The new guidelines lower the recommended carb amount from 60 to 45 percent, raise protein from 10 to 15 percent and raise fat from 30 to 40 percent, according to Paolo C. Colombani, head of the Swiss food pyramid expert group. Colombani puts the value of some public recommendations about nutrition into question, saying that there is no sufficient evidence to prove that saturated fats are bad for health. The new Swiss food pyramid has been in use for two years and its impact on the amounts of food components has been analyzed recently at the ETH Zurich.
In an article in the Neue Zürcher Zeitung of today Colombani points out that mother's milk contains high amounts of saturated fats, and there is no better food for a baby than mother's milk.
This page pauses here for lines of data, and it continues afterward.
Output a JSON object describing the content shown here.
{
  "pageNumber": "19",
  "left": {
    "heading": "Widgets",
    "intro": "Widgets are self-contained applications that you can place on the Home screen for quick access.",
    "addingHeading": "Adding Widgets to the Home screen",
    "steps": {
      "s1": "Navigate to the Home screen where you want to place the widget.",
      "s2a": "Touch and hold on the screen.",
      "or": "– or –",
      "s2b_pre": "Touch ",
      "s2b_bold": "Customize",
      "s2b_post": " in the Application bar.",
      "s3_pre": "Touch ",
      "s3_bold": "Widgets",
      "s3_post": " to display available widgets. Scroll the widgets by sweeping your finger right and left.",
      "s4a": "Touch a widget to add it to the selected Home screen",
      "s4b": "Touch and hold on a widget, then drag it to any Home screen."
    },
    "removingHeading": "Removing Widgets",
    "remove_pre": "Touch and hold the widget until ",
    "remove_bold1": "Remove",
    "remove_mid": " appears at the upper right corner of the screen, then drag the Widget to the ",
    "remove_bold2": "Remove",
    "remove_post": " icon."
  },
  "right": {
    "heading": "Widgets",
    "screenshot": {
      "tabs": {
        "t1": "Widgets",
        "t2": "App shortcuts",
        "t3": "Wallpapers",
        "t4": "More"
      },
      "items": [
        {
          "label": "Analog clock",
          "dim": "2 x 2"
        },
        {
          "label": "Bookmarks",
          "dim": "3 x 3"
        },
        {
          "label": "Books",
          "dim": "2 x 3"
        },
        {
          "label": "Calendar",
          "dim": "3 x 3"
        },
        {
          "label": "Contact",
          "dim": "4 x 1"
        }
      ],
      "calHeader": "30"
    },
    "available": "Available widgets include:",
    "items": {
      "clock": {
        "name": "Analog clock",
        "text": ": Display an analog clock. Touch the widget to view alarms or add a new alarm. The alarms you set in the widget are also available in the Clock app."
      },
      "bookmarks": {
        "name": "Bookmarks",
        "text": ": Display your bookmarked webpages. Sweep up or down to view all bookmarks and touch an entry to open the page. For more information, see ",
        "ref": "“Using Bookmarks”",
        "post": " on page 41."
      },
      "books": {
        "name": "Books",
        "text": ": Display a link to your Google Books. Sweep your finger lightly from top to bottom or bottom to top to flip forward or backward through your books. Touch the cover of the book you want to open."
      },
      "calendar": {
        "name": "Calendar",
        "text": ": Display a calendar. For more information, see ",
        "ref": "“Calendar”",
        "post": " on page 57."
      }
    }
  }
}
Fats have been said to be harmful for the heart, but the heart takes 60 to 90 percent of its energy out of fat. And the vast majority of published studies in the past fifty years have shown no adverse effects of saturated fats.
Given the fact that food pyramids are changed every couple of years, that they look different in every country, sometimes stratified horizontally (the original idea of the pyramid) and sometimes vertically as in the new American food pyramid, we have to ask ourselves if they are useful at all.
Food pyramids may even do harm in promoting restricted eating, that is, eating by prescription rather than by one's own feeling of hunger and satiety.